Wenn das eine die Vertreibung aus dem Paradies war, ist das hier der Vorhof zur Hölle. Der Ticketverkäufer hat uns erzählt, der Bus würde direkt in Richtung Osten über die vietnamesische Grenze und von dort aus weiter südlich nach Ho Chi Minh Stadt fahren, vage standen Ca. 8 Stunden im Raum. Die nette Bedienung im Restaurant schaute uns schon erstaunt an, als wir das erzählten. Sie meinte, jeder Bus fährt über Phnom Penh und von dort aus weiter. Unsere Zuversicht schwand noch mehr, als wir den Mann in seiner undefinierbaren Uniform am Busbahnhof sitzen sahen. Ich schätze, ihm gehört die komplette Busgesellschaft. Mit wichtigtuerischer Miene drückte er belangloses Zeug in sein Mobilphone. Neben sich ein weiteres rotes! Mobile. Beim ersten Ton ging er ran um Anweisungen entgegen zu nehmen. Als Jenny ihn dann fragte, wie der Bus fährt und wann er in Ho Chi Minh ankäme, hatte er seinen Einsatz. Über Phnom Penh in 16!! Stunden. Das saß. Ich hab schon eine gewisse Panik verspürt.

 

 

Der Nachtbus nach "Vietnam" 

 

Unserer beiden Schlafplätze sind "oben". Die Bettlänge misst Ca. 1,75 m. Wir liegen also fest verkeilt von der Fontanelle bis zum großen Onkel. Die Breite Ca. 1,20 m. Nicht gerade Luxus, Ausgestattet mit Flauschi Decken und Micky Maus Aufdruck. Zum Glück haben wir unsere Schlafsäcke. eingerichtet und im guten Glauben, wir sind morgen früh in Vietnam sind wir sogar eingeschlafen. Was nicht so einfach war, denn wir würden mit Techno und Rave beschallt, das mit 120 upm direkt in die Synapsen geknallt ist. Irgendwie ging es doch. Bis wir um ca. 00:30 unsanft mit einem "The Bus is broken" Ruf geweckt wurden.

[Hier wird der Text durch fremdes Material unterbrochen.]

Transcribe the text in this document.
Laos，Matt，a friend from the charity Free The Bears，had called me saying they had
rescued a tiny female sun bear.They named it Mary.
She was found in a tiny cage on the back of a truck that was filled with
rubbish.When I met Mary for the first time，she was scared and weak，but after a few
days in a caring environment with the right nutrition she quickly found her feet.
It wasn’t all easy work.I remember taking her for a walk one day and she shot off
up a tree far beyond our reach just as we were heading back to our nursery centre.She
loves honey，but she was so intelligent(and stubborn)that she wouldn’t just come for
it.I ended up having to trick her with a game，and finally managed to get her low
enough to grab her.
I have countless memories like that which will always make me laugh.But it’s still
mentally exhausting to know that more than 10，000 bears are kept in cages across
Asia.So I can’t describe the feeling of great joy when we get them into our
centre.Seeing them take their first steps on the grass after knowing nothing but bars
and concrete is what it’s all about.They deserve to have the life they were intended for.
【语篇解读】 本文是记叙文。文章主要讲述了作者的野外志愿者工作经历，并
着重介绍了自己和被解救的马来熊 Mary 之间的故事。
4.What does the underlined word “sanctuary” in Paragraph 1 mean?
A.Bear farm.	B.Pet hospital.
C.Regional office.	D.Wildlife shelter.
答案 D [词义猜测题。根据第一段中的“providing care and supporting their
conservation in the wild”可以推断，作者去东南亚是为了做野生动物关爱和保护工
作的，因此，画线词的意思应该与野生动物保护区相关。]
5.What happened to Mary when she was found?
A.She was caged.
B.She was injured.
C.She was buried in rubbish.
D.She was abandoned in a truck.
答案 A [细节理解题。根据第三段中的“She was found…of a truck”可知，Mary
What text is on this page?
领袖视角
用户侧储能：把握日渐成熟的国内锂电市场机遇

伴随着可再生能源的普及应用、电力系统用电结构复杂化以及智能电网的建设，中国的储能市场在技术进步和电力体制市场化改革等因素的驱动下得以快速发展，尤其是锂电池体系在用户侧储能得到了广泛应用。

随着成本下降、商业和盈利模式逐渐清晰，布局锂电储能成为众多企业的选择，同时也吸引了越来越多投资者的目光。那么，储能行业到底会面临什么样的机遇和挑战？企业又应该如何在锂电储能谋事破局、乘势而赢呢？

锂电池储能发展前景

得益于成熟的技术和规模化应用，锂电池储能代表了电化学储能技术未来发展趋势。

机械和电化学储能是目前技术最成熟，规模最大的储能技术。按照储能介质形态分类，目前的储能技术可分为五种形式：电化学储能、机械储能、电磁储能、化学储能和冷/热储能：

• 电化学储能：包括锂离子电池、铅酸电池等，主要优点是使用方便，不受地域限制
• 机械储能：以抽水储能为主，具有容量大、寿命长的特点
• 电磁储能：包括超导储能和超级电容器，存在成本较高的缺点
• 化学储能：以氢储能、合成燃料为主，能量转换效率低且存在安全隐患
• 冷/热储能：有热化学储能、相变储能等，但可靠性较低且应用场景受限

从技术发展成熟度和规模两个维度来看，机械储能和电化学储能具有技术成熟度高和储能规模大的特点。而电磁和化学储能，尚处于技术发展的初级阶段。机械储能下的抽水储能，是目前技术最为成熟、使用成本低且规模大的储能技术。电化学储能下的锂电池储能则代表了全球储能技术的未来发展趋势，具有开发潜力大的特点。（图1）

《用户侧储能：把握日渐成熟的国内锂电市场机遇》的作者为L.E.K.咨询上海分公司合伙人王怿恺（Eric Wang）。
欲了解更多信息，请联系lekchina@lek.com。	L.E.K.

Wir sollten den Bus wechseln. Es stellte sich allerdings heraus, dass der Bus ohnehin nicht weiter fährt und wir bis zum nächsten Morgen um 6:30 warten sollten. Angeblich gäbe es keinen Nachtbus der bis Ho Chi Minh durchfährt. Wir alle haben aber unsere Tickets genau so gekauft. Jetzt standen wir mit Gepäck irgendwo in Phnom Penh wie gestrandete Wale und redeten auf den Busfahrer ein, der das von vornherein wusste. Also lasst Euch nicht übers Ohr hauen! Der Bus fährt immer über Phnom Penh 

 


 

Zehn Backpacker die nicht weiter wissen. Die Diskussion brachte insofern den Erfolg, dass man uns anbot, in den Räumen der Company zu übernachten. Dort standen einfache Etagenbetten. Wir hatten alternativ die Wahl, uns für ein paar Stunden ein eigenes Hotel zu suchen oder auf der Straße stehen zu bleiben. Also haben wir es uns alle so bequem wie möglich gemacht und die Nacht in diesem Raum verbracht. Am nächsten Morgen sitzen wir tatsächlich in einem Bus der uns nach Ho Chi Minh bringen soll. Am Heiligabend. Ho ho ho. Der Bus ist recht bequem und wir sind jetzt wieder froh, nicht in rollenden Erdmöbeln liegen zu müssen. Die Grenze haben wir 4 Stunden später erreicht.
Good Morning Vietnam. Irgendwie ist Asien wie Berlin. Letztendlich klappt es doch noch. Unsere kanadischen Mitfahrer haben kein Visum bekommen und dürfen nicht einreisen. Was sie nun tun werden wissen wir nicht. Wir sind jedenfalls irgendwann endlich im Hotel. Ich kann es kaum glauben. Wasser, Shampoo und Duschgel sind das größte!

 

Jetzt sind wir auf Vietnam gespannt.